Souvenirs from the sea: Sanibel Island shells

Posted on 8:33 PM by
If you find a junonia shell on Sanibel Island you make the front page of the local newspaper. You'll also become headline news if you get your hands on a prized lion paw.

Shelling is a serious business on this barrier island on the Gulf of Mexico just offshore of Fort Myers. The island's white, sugary beaches are blanketed in an array of 400 different species of shells: conch, lightning whelks, cockle, scallops, murex, tulips, olives, coquinas. Yet avid seekers are really only looking for the twisted cone shell with giraffe-like spots, the junonia, which is considered a prized find.
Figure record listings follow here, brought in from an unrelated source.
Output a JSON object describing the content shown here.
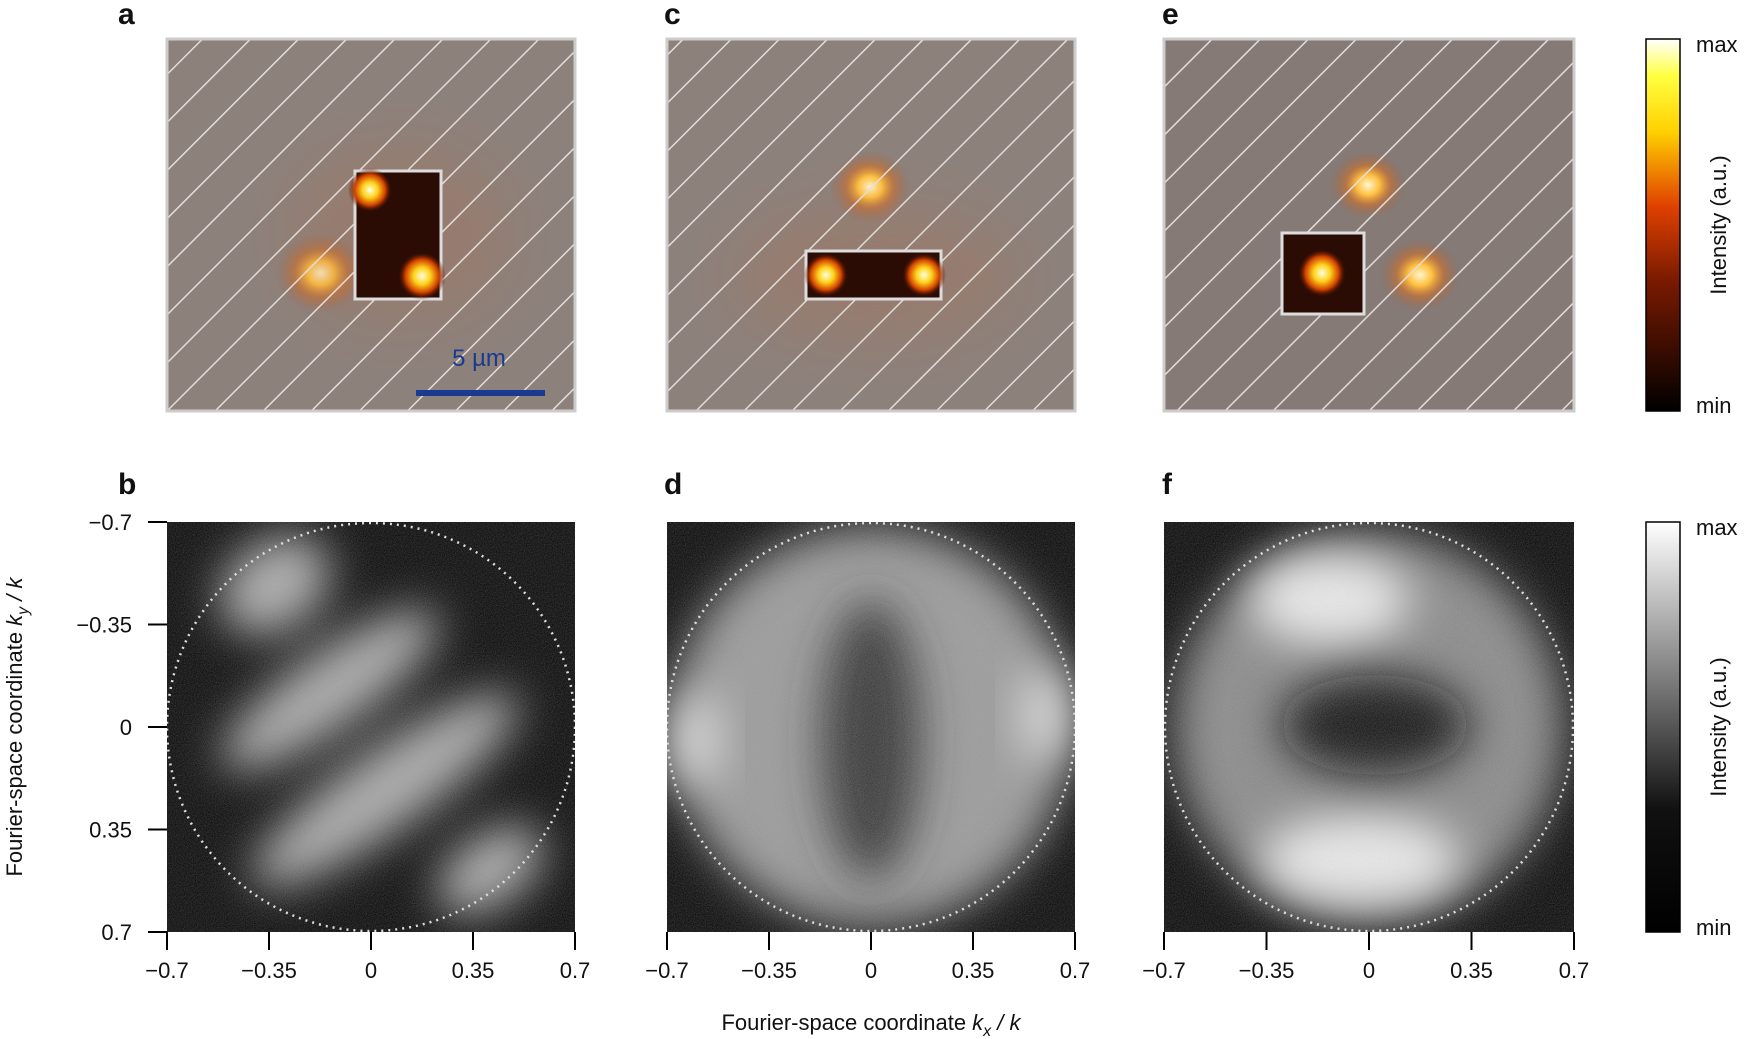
{
  "panels": [
    {
      "label": "a"
    },
    {
      "label": "b"
    },
    {
      "label": "c"
    },
    {
      "label": "d"
    },
    {
      "label": "e"
    },
    {
      "label": "f"
    }
  ],
  "scale_bar": "5 µm",
  "colorbars": [
    {
      "label": "Intensity (a.u.)",
      "max": "max",
      "min": "min"
    },
    {
      "label": "Intensity (a.u.)",
      "max": "max",
      "min": "min"
    }
  ],
  "axes": {
    "xlabel": {
      "text": "Fourier-space coordinate ",
      "var": "k",
      "sub": "x",
      "tail": " / k"
    },
    "ylabel": {
      "text": "Fourier-space coordinate ",
      "var": "k",
      "sub": "y",
      "tail": " / k"
    },
    "xlim": [
      -0.7,
      0.7
    ],
    "ylim": [
      -0.7,
      0.7
    ],
    "xticks": [
      {
        "value": -0.7,
        "label": "−0.7"
      },
      {
        "value": -0.35,
        "label": "−0.35"
      },
      0,
      0.35,
      0.7
    ],
    "yticks": [
      {
        "value": -0.7,
        "label": "−0.7"
      },
      {
        "value": -0.35,
        "label": "−0.35"
      },
      0,
      0.35,
      0.7
    ]
  }
}
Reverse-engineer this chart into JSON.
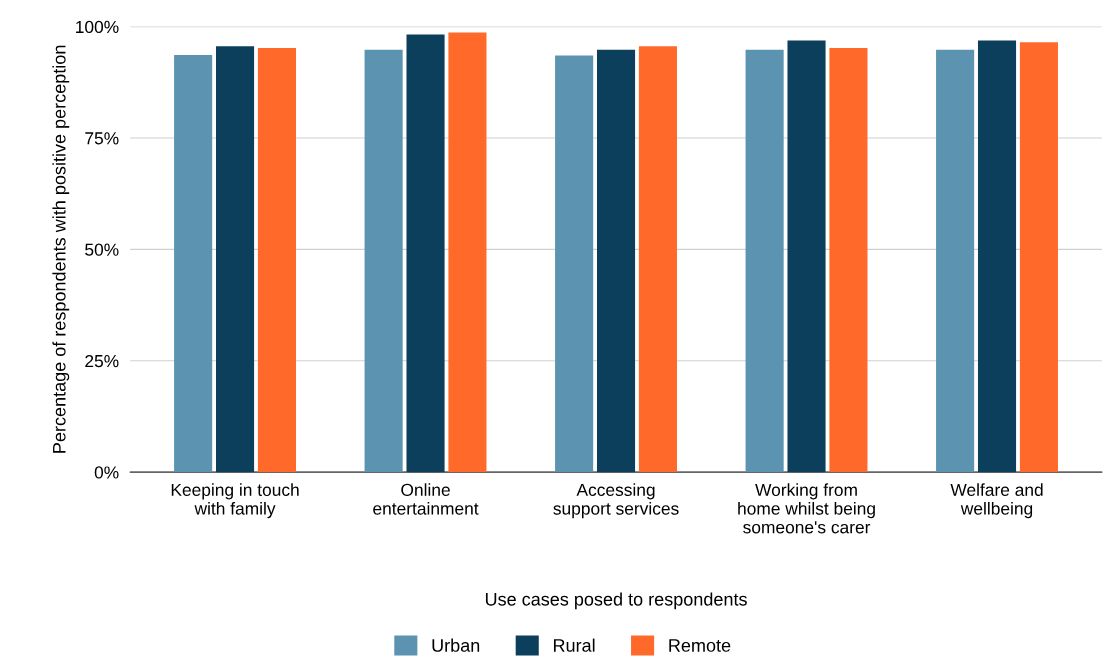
{
  "chart_data": {
    "type": "bar",
    "xlabel": "Use cases posed to respondents",
    "ylabel": "Percentage of respondents with positive perception",
    "categories": [
      "Keeping in touch\nwith family",
      "Online\nentertainment",
      "Accessing\nsupport services",
      "Working from\nhome whilst being\nsomeone's carer",
      "Welfare and\nwellbeing"
    ],
    "series": [
      {
        "name": "Urban",
        "color": "#5b93b0",
        "values": [
          93.6,
          94.8,
          93.5,
          94.8,
          94.8
        ]
      },
      {
        "name": "Rural",
        "color": "#0b3f5c",
        "values": [
          95.6,
          98.2,
          94.8,
          96.9,
          96.9
        ]
      },
      {
        "name": "Remote",
        "color": "#ff6a2b",
        "values": [
          95.2,
          98.7,
          95.6,
          95.2,
          96.5
        ]
      }
    ],
    "ylim": [
      0,
      100
    ],
    "yticks": [
      {
        "value": 0,
        "label": "0%"
      },
      {
        "value": 25,
        "label": "25%"
      },
      {
        "value": 50,
        "label": "50%"
      },
      {
        "value": 75,
        "label": "75%"
      },
      {
        "value": 100,
        "label": "100%"
      }
    ],
    "grid": "y",
    "legend": "bottom"
  }
}
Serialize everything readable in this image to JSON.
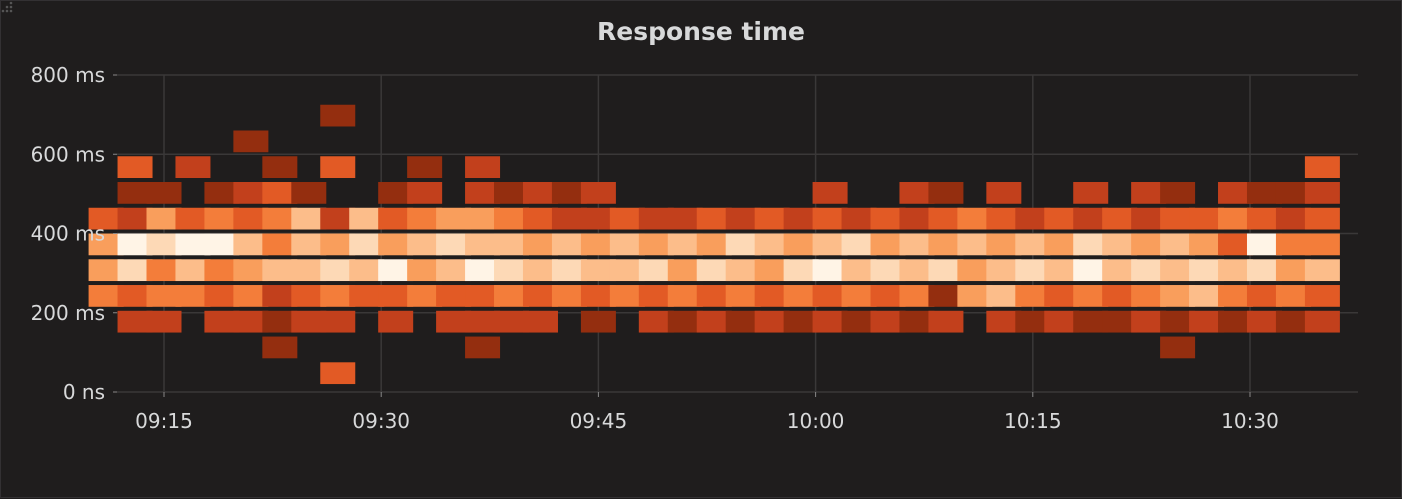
{
  "panel": {
    "title": "Response time"
  },
  "chart_data": {
    "type": "heatmap",
    "title": "Response time",
    "xlabel": "",
    "ylabel": "",
    "x_ticks": [
      "09:15",
      "09:30",
      "09:45",
      "10:00",
      "10:15",
      "10:30"
    ],
    "y_ticks": [
      "0 ns",
      "200 ms",
      "400 ms",
      "600 ms",
      "800 ms"
    ],
    "ylim_ms": [
      0,
      800
    ],
    "x_range": [
      "09:11",
      "10:38"
    ],
    "bucket_size_ms": 65,
    "grid": true,
    "legend": "none",
    "color_scale": [
      "#942e0f",
      "#c2401c",
      "#e25a25",
      "#f37d3a",
      "#f99e5c",
      "#fcbd8a",
      "#fdd9b6",
      "#fff4e6"
    ],
    "columns": [
      {
        "time": "09:11",
        "buckets": {
          "2": 3,
          "3": 4,
          "4": 4,
          "5": 2
        }
      },
      {
        "time": "09:13",
        "buckets": {
          "1": 1,
          "2": 2,
          "3": 6,
          "4": 7,
          "5": 1,
          "6": 0,
          "7": 2
        }
      },
      {
        "time": "09:15",
        "buckets": {
          "1": 1,
          "2": 3,
          "3": 3,
          "4": 6,
          "5": 4,
          "6": 0
        }
      },
      {
        "time": "09:17",
        "buckets": {
          "2": 3,
          "3": 5,
          "4": 7,
          "5": 2,
          "7": 1
        }
      },
      {
        "time": "09:19",
        "buckets": {
          "1": 1,
          "2": 2,
          "3": 3,
          "4": 7,
          "5": 3,
          "6": 0
        }
      },
      {
        "time": "09:21",
        "buckets": {
          "1": 1,
          "2": 3,
          "3": 4,
          "4": 5,
          "5": 2,
          "6": 1,
          "8": 0
        }
      },
      {
        "time": "09:23",
        "buckets": {
          "0": 0,
          "1": 0,
          "2": 1,
          "3": 5,
          "4": 3,
          "5": 3,
          "6": 2,
          "7": 0
        }
      },
      {
        "time": "09:25",
        "buckets": {
          "1": 1,
          "2": 2,
          "3": 5,
          "4": 5,
          "5": 5,
          "6": 0
        }
      },
      {
        "time": "09:27",
        "buckets": {
          "-1": 2,
          "1": 1,
          "2": 3,
          "3": 6,
          "4": 4,
          "5": 1,
          "7": 2,
          "9": 0
        }
      },
      {
        "time": "09:29",
        "buckets": {
          "2": 2,
          "3": 5,
          "4": 6,
          "5": 5
        }
      },
      {
        "time": "09:31",
        "buckets": {
          "1": 1,
          "2": 2,
          "3": 7,
          "4": 4,
          "5": 2,
          "6": 0
        }
      },
      {
        "time": "09:33",
        "buckets": {
          "2": 3,
          "3": 4,
          "4": 5,
          "5": 3,
          "6": 1,
          "7": 0
        }
      },
      {
        "time": "09:35",
        "buckets": {
          "1": 1,
          "2": 2,
          "3": 5,
          "4": 6,
          "5": 4
        }
      },
      {
        "time": "09:37",
        "buckets": {
          "0": 0,
          "1": 1,
          "2": 2,
          "3": 7,
          "4": 5,
          "5": 4,
          "6": 1,
          "7": 1
        }
      },
      {
        "time": "09:39",
        "buckets": {
          "1": 1,
          "2": 3,
          "3": 6,
          "4": 5,
          "5": 3,
          "6": 0
        }
      },
      {
        "time": "09:41",
        "buckets": {
          "1": 1,
          "2": 2,
          "3": 5,
          "4": 4,
          "5": 2,
          "6": 1
        }
      },
      {
        "time": "09:43",
        "buckets": {
          "2": 3,
          "3": 6,
          "4": 5,
          "5": 1,
          "6": 0
        }
      },
      {
        "time": "09:45",
        "buckets": {
          "1": 0,
          "2": 2,
          "3": 5,
          "4": 4,
          "5": 1,
          "6": 1
        }
      },
      {
        "time": "09:47",
        "buckets": {
          "2": 3,
          "3": 5,
          "4": 5,
          "5": 2
        }
      },
      {
        "time": "09:49",
        "buckets": {
          "1": 1,
          "2": 2,
          "3": 6,
          "4": 4,
          "5": 1
        }
      },
      {
        "time": "09:51",
        "buckets": {
          "1": 0,
          "2": 3,
          "3": 4,
          "4": 5,
          "5": 1
        }
      },
      {
        "time": "09:53",
        "buckets": {
          "1": 1,
          "2": 2,
          "3": 6,
          "4": 4,
          "5": 2
        }
      },
      {
        "time": "09:55",
        "buckets": {
          "1": 0,
          "2": 3,
          "3": 5,
          "4": 6,
          "5": 1
        }
      },
      {
        "time": "09:57",
        "buckets": {
          "1": 1,
          "2": 2,
          "3": 4,
          "4": 5,
          "5": 2
        }
      },
      {
        "time": "09:59",
        "buckets": {
          "1": 0,
          "2": 3,
          "3": 6,
          "4": 4,
          "5": 1
        }
      },
      {
        "time": "10:01",
        "buckets": {
          "1": 1,
          "2": 2,
          "3": 7,
          "4": 5,
          "5": 2,
          "6": 1
        }
      },
      {
        "time": "10:03",
        "buckets": {
          "1": 0,
          "2": 3,
          "3": 5,
          "4": 6,
          "5": 1
        }
      },
      {
        "time": "10:05",
        "buckets": {
          "1": 1,
          "2": 2,
          "3": 6,
          "4": 4,
          "5": 2
        }
      },
      {
        "time": "10:07",
        "buckets": {
          "1": 0,
          "2": 3,
          "3": 5,
          "4": 5,
          "5": 1,
          "6": 1
        }
      },
      {
        "time": "10:09",
        "buckets": {
          "1": 1,
          "2": 0,
          "3": 6,
          "4": 4,
          "5": 2,
          "6": 0
        }
      },
      {
        "time": "10:11",
        "buckets": {
          "2": 4,
          "3": 4,
          "4": 5,
          "5": 3
        }
      },
      {
        "time": "10:13",
        "buckets": {
          "1": 1,
          "2": 5,
          "3": 5,
          "4": 4,
          "5": 2,
          "6": 1
        }
      },
      {
        "time": "10:15",
        "buckets": {
          "1": 0,
          "2": 3,
          "3": 6,
          "4": 5,
          "5": 1
        }
      },
      {
        "time": "10:17",
        "buckets": {
          "1": 1,
          "2": 2,
          "3": 5,
          "4": 4,
          "5": 2
        }
      },
      {
        "time": "10:19",
        "buckets": {
          "1": 0,
          "2": 3,
          "3": 7,
          "4": 6,
          "5": 1,
          "6": 1
        }
      },
      {
        "time": "10:21",
        "buckets": {
          "1": 0,
          "2": 2,
          "3": 5,
          "4": 5,
          "5": 2
        }
      },
      {
        "time": "10:23",
        "buckets": {
          "1": 1,
          "2": 3,
          "3": 6,
          "4": 4,
          "5": 1,
          "6": 1
        }
      },
      {
        "time": "10:25",
        "buckets": {
          "0": 0,
          "1": 0,
          "2": 4,
          "3": 5,
          "4": 5,
          "5": 2,
          "6": 0
        }
      },
      {
        "time": "10:27",
        "buckets": {
          "1": 1,
          "2": 5,
          "3": 6,
          "4": 4,
          "5": 2
        }
      },
      {
        "time": "10:29",
        "buckets": {
          "1": 0,
          "2": 3,
          "3": 5,
          "4": 2,
          "5": 3,
          "6": 1
        }
      },
      {
        "time": "10:31",
        "buckets": {
          "1": 1,
          "2": 2,
          "3": 6,
          "4": 7,
          "5": 2,
          "6": 0
        }
      },
      {
        "time": "10:33",
        "buckets": {
          "1": 0,
          "2": 3,
          "3": 4,
          "4": 3,
          "5": 1,
          "6": 0
        }
      },
      {
        "time": "10:35",
        "buckets": {
          "1": 1,
          "2": 2,
          "3": 5,
          "4": 3,
          "5": 2,
          "6": 1,
          "7": 2
        }
      }
    ]
  }
}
This Manhattan-size island is one of the best places in the world for shelling because of its geography. The northern tip swoops northward into the gulf and its beaches catch shells as if it were a fish net. shells and its east-west torque

We head for Bowman's Beach on the north side of the island. At the visitor center, we're told this is one of the island's most secluded beaches but on the day we visit in the midst of spring break it's packed with people walking up and down the beach along the trail of shell debris. Some were in the water holding nets, trying to trap any treasures carried in by the waves. Despite the mad rush, my kids still walk with a robber baron's hoard of shells--although no junonia. Those are rare.

To learn more about shells, we head for the Bailey-Matthews Shell Museum, where exhibit room features a dizzying array of shells from all over the world: cuban snails that look as if they were painted; cowries the size of a man's fist; bright yellow and purple scallops; a conch that looks like a scorpion; and the world's largest horse conch. The horse conch is the largest shelled mollusk found in the Atlantic Ocean, and it's the Florida State Shell.

We catch a demonstration on how to find shells--something we wish we had done before going shelling. We learn that mornings after storms are the best and the docent tells us about a little girl on the island who recently found junonia. "An adult on the beach found a lion paw that day and tried to convince her to trade but she wouldn't," the docent said.

My daughter wants to head back for Bowman's Beach to find her own junonia but unfortunately, we have a long drive to make that afternoon and must move on.

1 comments:

Sonja said...

I didn't know any of this! Very interesting info! Thanks.